Diminutive cats—they each weigh about 35 pounds—ocelots are distinguishable by their long tails and dark markings that extend in parallel lines from the top of their forehead, down their neck, and along their shoulder blades. Like jaguar, ocelots' tan-brown fur is spotted with rosettes—dark splotches with a light center. The new photograph was taken at night and is slightly blurry, so it’s hard to tell if the animal is male or female. It’s also difficult to determine the subspecies of ocelot (there are several). But the image is enough to give southern Arizona bragging rights: The state can now say that it hosts the four wild cat species that are also known to exist in the Sky Islands as a whole (the others are jaguar, mountain lions, and bobcats.) The photo “is sort of a [testament] to how diverse and how incredible southern Arizona is,” said Lamberton.
 
Helping to protect the ocelot will require conserving the migration corridors it uses.

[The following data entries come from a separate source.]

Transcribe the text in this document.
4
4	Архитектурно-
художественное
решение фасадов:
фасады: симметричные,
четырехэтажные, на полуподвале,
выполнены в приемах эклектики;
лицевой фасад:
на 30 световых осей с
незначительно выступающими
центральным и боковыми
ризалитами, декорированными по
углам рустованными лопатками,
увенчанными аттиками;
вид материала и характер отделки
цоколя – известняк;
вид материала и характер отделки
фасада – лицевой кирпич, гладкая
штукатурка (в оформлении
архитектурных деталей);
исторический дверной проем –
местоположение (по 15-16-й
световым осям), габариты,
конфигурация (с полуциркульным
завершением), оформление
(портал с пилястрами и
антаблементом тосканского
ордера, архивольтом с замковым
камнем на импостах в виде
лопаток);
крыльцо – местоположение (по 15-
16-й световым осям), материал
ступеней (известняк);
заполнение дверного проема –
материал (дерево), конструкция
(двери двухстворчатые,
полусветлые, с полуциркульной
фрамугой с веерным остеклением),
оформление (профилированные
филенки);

The Cochise County remote camera was set up as part of Witness for Wildlife, a volunteer program initiated by Patagonia and Freedom to Roam, a nonprofit coalition of various organizations (including the Sky Island Alliance) and businesses charged with protecting those natural thruways. “This is what our program is all about," said Dan Shepherd, Witness for Wildlife's director, in a press release, "By engaging conservation professionals and citizen naturalists, together we can provide field data, like these ocelot images, that are critical to helping protect and reconnect wild landscapes, giving wildlife and people the freedom to roam.”